If it doesn't show anything there, make sure it isn't running as a manager...  if it is, stop the manager and then reconfigure the number of managers running to keep quorum correctly (since you said multi-site, I assume you are running 5 managers normally and so now you should run 3 or install a FOM as a temporary holdover for a manager if you don't want to run 3 managers.

 

Once all that is set, you can pretty much do anything you want with the node without too much concern. 

Personally, I would remove it from the management group and then re-add it to the management group to make sure it has a clean configuration.  Then all you should have to do is add the node to the correct site and you shouldn't get the warning you are seeing.

 

The warning you show is all all about the site assignment of the node.  Have you checked the sites to verify they are configured correctly?  My guess is the site list is where you will find the problem and you could fix that without having to remove the node from the management group, but personally I would do that extra step just because it will make sure the node is fresh and doesn't have any holdover issue from the reconfiguration you did. 

 

 

 

JMan1
Advisor

Re: Cache error and Node Repair

Thanks for the reply.  No, there is nothing listed in teh Availability tab for that node.

I removed it as a manager prior to putting it into repair mode and set a different node as manager.  yes, i normally have 5 managers running.

After your comments and my own perusing of the manual, I am agreeing that i should remove it and re-add it.
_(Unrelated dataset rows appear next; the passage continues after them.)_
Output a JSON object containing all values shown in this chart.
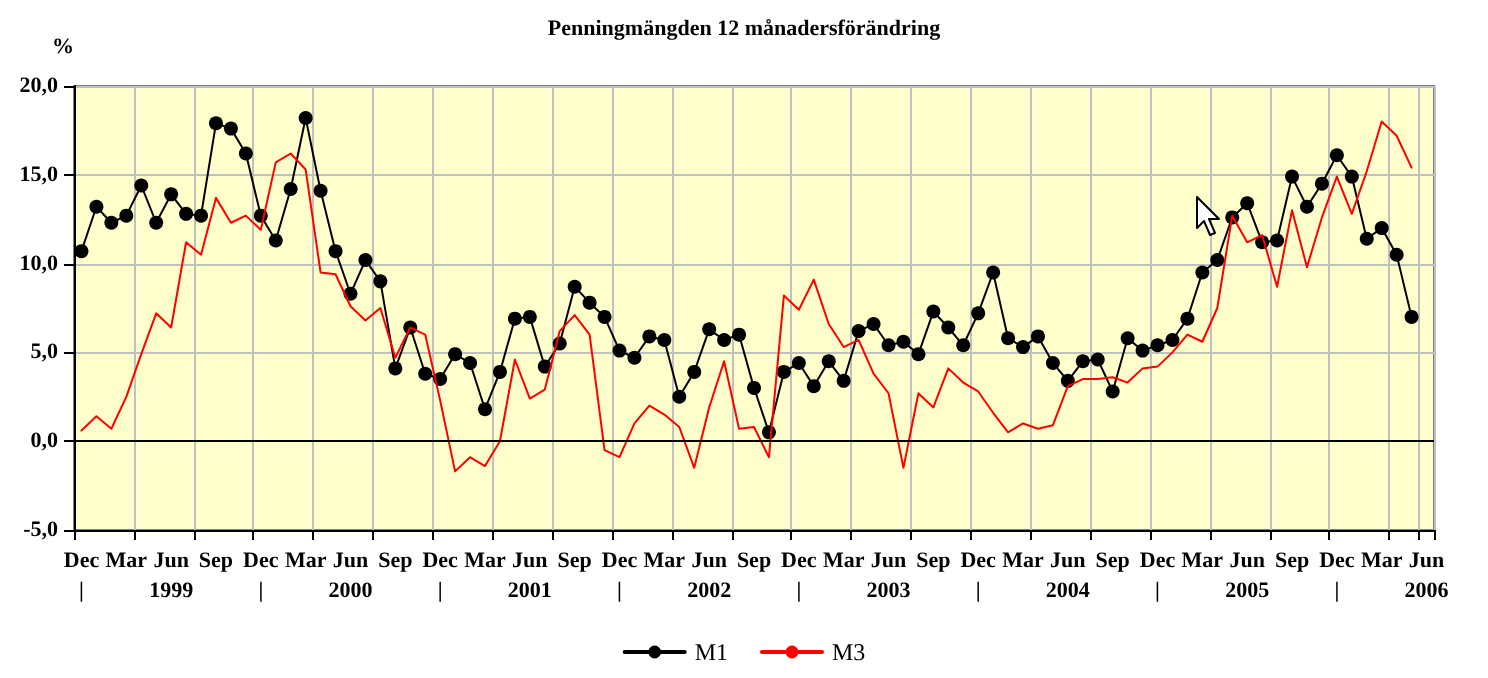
{
  "chart_data": {
    "type": "line",
    "title": "Penningmängden 12 månadersförändring",
    "ylabel": "%",
    "categories": [
      "Dec\n|",
      null,
      null,
      "Mar",
      null,
      null,
      "Jun\n1999",
      null,
      null,
      "Sep",
      null,
      null,
      "Dec\n|",
      null,
      null,
      "Mar",
      null,
      null,
      "Jun\n2000",
      null,
      null,
      "Sep",
      null,
      null,
      "Dec\n|",
      null,
      null,
      "Mar",
      null,
      null,
      "Jun\n2001",
      null,
      null,
      "Sep",
      null,
      null,
      "Dec\n|",
      null,
      null,
      "Mar",
      null,
      null,
      "Jun\n2002",
      null,
      null,
      "Sep",
      null,
      null,
      "Dec\n|",
      null,
      null,
      "Mar",
      null,
      null,
      "Jun\n2003",
      null,
      null,
      "Sep",
      null,
      null,
      "Dec\n|",
      null,
      null,
      "Mar",
      null,
      null,
      "Jun\n2004",
      null,
      null,
      "Sep",
      null,
      null,
      "Dec\n|",
      null,
      null,
      "Mar",
      null,
      null,
      "Jun\n2005",
      null,
      null,
      "Sep",
      null,
      null,
      "Dec\n|",
      null,
      null,
      "Mar",
      null,
      null,
      "Jun\n2006"
    ],
    "series": [
      {
        "name": "M1",
        "color": "#000000",
        "marker": "circle",
        "values": [
          10.7,
          13.2,
          12.3,
          12.7,
          14.4,
          12.3,
          13.9,
          12.8,
          12.7,
          17.9,
          17.6,
          16.2,
          12.7,
          11.3,
          14.2,
          18.2,
          14.1,
          10.7,
          8.3,
          10.2,
          9.0,
          4.1,
          6.4,
          3.8,
          3.5,
          4.9,
          4.4,
          1.8,
          3.9,
          6.9,
          7.0,
          4.2,
          5.5,
          8.7,
          7.8,
          7.0,
          5.1,
          4.7,
          5.9,
          5.7,
          2.5,
          3.9,
          6.3,
          5.7,
          6.0,
          3.0,
          0.5,
          3.9,
          4.4,
          3.1,
          4.5,
          3.4,
          6.2,
          6.6,
          5.4,
          5.6,
          4.9,
          7.3,
          6.4,
          5.4,
          7.2,
          9.5,
          5.8,
          5.3,
          5.9,
          4.4,
          3.4,
          4.5,
          4.6,
          2.8,
          5.8,
          5.1,
          5.4,
          5.7,
          6.9,
          9.5,
          10.2,
          12.6,
          13.4,
          11.2,
          11.3,
          14.9,
          13.2,
          14.5,
          16.1,
          14.9,
          11.4,
          12.0,
          10.5,
          7.0,
          null
        ]
      },
      {
        "name": "M3",
        "color": "#ff0000",
        "marker": "none",
        "values": [
          0.6,
          1.4,
          0.7,
          2.5,
          4.9,
          7.2,
          6.4,
          11.2,
          10.5,
          13.7,
          12.3,
          12.7,
          11.9,
          15.7,
          16.2,
          15.3,
          9.5,
          9.4,
          7.6,
          6.8,
          7.5,
          4.7,
          6.4,
          6.0,
          2.3,
          -1.7,
          -0.9,
          -1.4,
          0.0,
          4.6,
          2.4,
          2.9,
          6.2,
          7.1,
          6.0,
          -0.5,
          -0.9,
          1.0,
          2.0,
          1.5,
          0.8,
          -1.5,
          1.9,
          4.5,
          0.7,
          0.8,
          -0.9,
          8.2,
          7.4,
          9.1,
          6.6,
          5.3,
          5.7,
          3.8,
          2.7,
          -1.5,
          2.7,
          1.9,
          4.1,
          3.3,
          2.8,
          1.6,
          0.5,
          1.0,
          0.7,
          0.9,
          3.1,
          3.5,
          3.5,
          3.6,
          3.3,
          4.1,
          4.2,
          5.0,
          6.0,
          5.6,
          7.5,
          12.7,
          11.2,
          11.6,
          8.7,
          13.0,
          9.8,
          12.6,
          14.9,
          12.8,
          15.2,
          18.0,
          17.2,
          15.4,
          null
        ]
      }
    ],
    "ylim": [
      -5,
      20
    ],
    "yticks": [
      {
        "value": -5,
        "label": "-5,0"
      },
      {
        "value": 0,
        "label": "0,0"
      },
      {
        "value": 5,
        "label": "5,0"
      },
      {
        "value": 10,
        "label": "10,0"
      },
      {
        "value": 15,
        "label": "15,0"
      },
      {
        "value": 20,
        "label": "20,0"
      }
    ],
    "grid": true,
    "legend": "bottom",
    "ref_lines": [
      {
        "axis": "y",
        "value": 0,
        "color": "#000000"
      }
    ]
  }
}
----------------------------------------------------------

On a similar topic, if i select the Availability tab of all of my other nodes (i have 10 total), i only see that they will become unavailable on one of those nodes and that one lists all of my volumes.  This is not the one that is being repaired.  Is that normal?  It seems to me that availability should be spread out among all of the nodes.  Or am I misinterpreting?

JMan1
Advisor

Re: Cache error and Node Repair

Ok, so i removed it from the management group and added it back in.  When i tried to exchange it with the ghost system, i got the exact same thing as in my first post:

It tells me that at least one object has an alarm and do I want to continue.  I continue.  Then I get "This operation will cause cluster to change from a Multi-Site cluster to a standard cluster.  Are you sure?"